Chapter 9 Is there hope for multi-site complexation (MUSIC) modeling?

Abstract

This chapter presents a discussion on multi-site complexation (MUSIC) modeling. The main difficulties with equilibrium modeling of solid-mineral interfaces have always been heterogeneity of surface sites and interfacial charging. Conventional surface complexation models (SCMs) provide corrections to apparent surface equilibrium constants, based on simple electrostatic models of the interface, but treat site types, site densities, and intrinsic surface equilibrium constants as adjustable parameters. This chapter discusses the current MUSIC model as a good attempt for bringing needed reform to the world of SCMs. It is also discussed that it is premature to dismiss all valence-based methods for p K a prediction, although they may not be suited to address certain problems on their own. There may yet be hope for the prospect of easy-to-implement SCMs, including some level of molecular-scale insight. In MUSIC, the basic idea for p K a prediction is to create an empirical correlation to predict the acidity of (hydr)oxy-acid solution monomers that is transferable to functional groups on oxide surfaces. To make this work, the following three main issues must be addressed: (1) electrostatic and intrinsic dissociation energy, (2) bond valence and intrinsic acidity, and (3) solvation.

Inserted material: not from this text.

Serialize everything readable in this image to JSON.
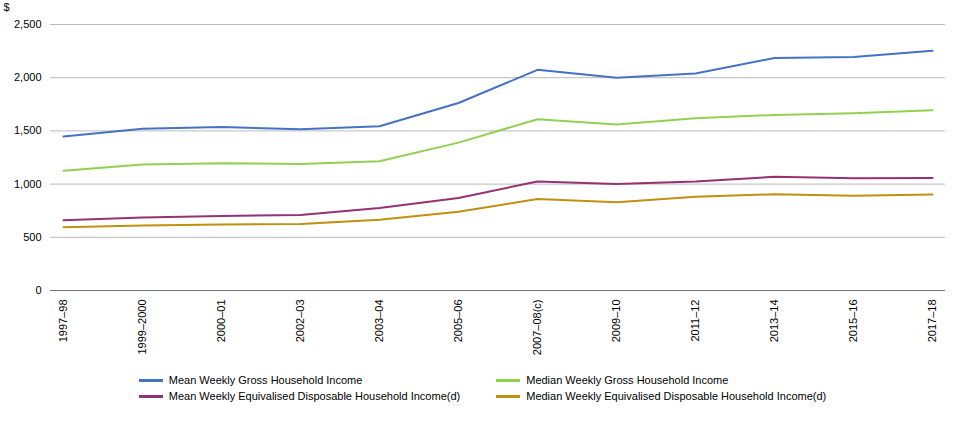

The chapter also analyzes whether the MUSIC method—(1) correctly partitions long-range electrostatic and intrinsic portions of the reaction energy, (2) correctly handles the effect of bond valence on intrinsic reaction energy, and (3) correctly describes the influence of solvation. It is possible to create a simple valence-based model of acidity that avoids many (but not all) of the problems inherent in the MUSIC formulation.